# Security in Mexico City



## guerash (Mar 10, 2009)

Hey everyone, 

I have been offered an internship in Mexico City starting in May and I am currently in the process of applying for a grant to cover my living costs while I'm there. I have spent a lot of time in Mexico (I've lived in Guadalajara and Puebla), and I've been to DF a few times. Although DF has always been one of the most dangerous places in Mexico, and a considerable degree of street smarts and common sense is needed while living there, I was wondering if any of you living there have the sense that violence has escalated or if the violence is pretty much isolated to the border and things are pretty much business as usual in DF. I'm also afraid that the grant committee will deny my funding due to perceived security threats. The news here in the states, true to its sensationalist nature, is telling all Americans to stay out of Mexico, even going so far as to use the term "failed state". Come on, it's no Somalia, but how safe do fellow ex-pats feel in their day-to-day lives in Mexico City? Thanks in advance for any advice.


----------



## RVGRINGO (May 16, 2007)

Welcome to the forum. I'm sure that you will get responses from members living in Mexico City. Meanwhile, I can assure you that the vast majority of the news you hear is, as you have indicated, overblown in its affect upon expats. The violence is between narcotraficantes and, sometimes, the military or politicians. Tourists and resident expats have little to worry about.


----------



## jlms (May 15, 2008)

Safety is certainly an issue in Mexico City, no question about it, it has got worst in the last 10 years, but to describe Mexico as a failed state is utterly ludicrous.

You will need to be more careful when doing certain things, for example when taking a taxi you have to be more picky choosing only taxis from official stands ("sitios"), don't go unaccompanied to banks, if you need to use an ATM use one inside a bank or a public place.

Having said this you never know if you would become a target of crime. My mother, a very respectable but by no means wealthy teacher, was kidnapped when she took a taxi, they took her to an ATM and forced her to withdraw all her money. I have been telling her to learn to bank online, but that is another history 

I myself was robbed in a "pesero" a couple of times, once when I was a poor student  , so you really don't know when a thief will select you, so you can as well get on with enjoying life knowing that there is safety in numbers (very few people get involved in really scary situations)

Don't know, use common sense in general, that should be it.


----------



## Rodrigo84 (Mar 5, 2008)

Having lived in Mexico City for most of my life (a bit in the U.S., too) I see things a bit differently.

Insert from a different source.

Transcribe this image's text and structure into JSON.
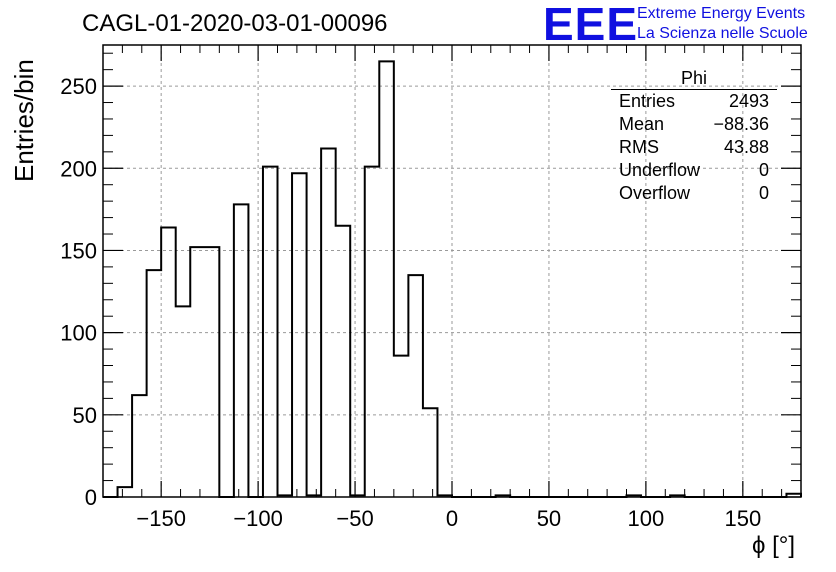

What you might call odd, I call normal. 

My American cousin lived down here for many years and left early last year. I don't think he ever sensed danger or an issue while he was here as far as crime or violence. He tells his friends back in the U.S. the same story, that the drug violence and other issues shown incessantly on the news is confined to areas in the northern part of the country.

I think the worst he saw was some issues involving the police (since he had an American-plated vehicle) and that irked him a lot, despite the fact he was following the law to the letter. Eventually he left in part on account of the economy. I remember at least one issue where his charge card had gotten cloned at restaurant, but the bank shut it down very quickly.

I do agree on the ATM. You have to use your smarts and be aware of your surroundings, but that's true anywhere.

A lot has to do where you live in the city, but even then, as you get accustomed to your surroundings you might not find much of an issue. In fact, I know from my cousin's experience (and this was the second time he lived in Latin America), that such experiences had a profound effect on the way he now views the world, especially in light of the economic issues that now affect all of our countries.


----------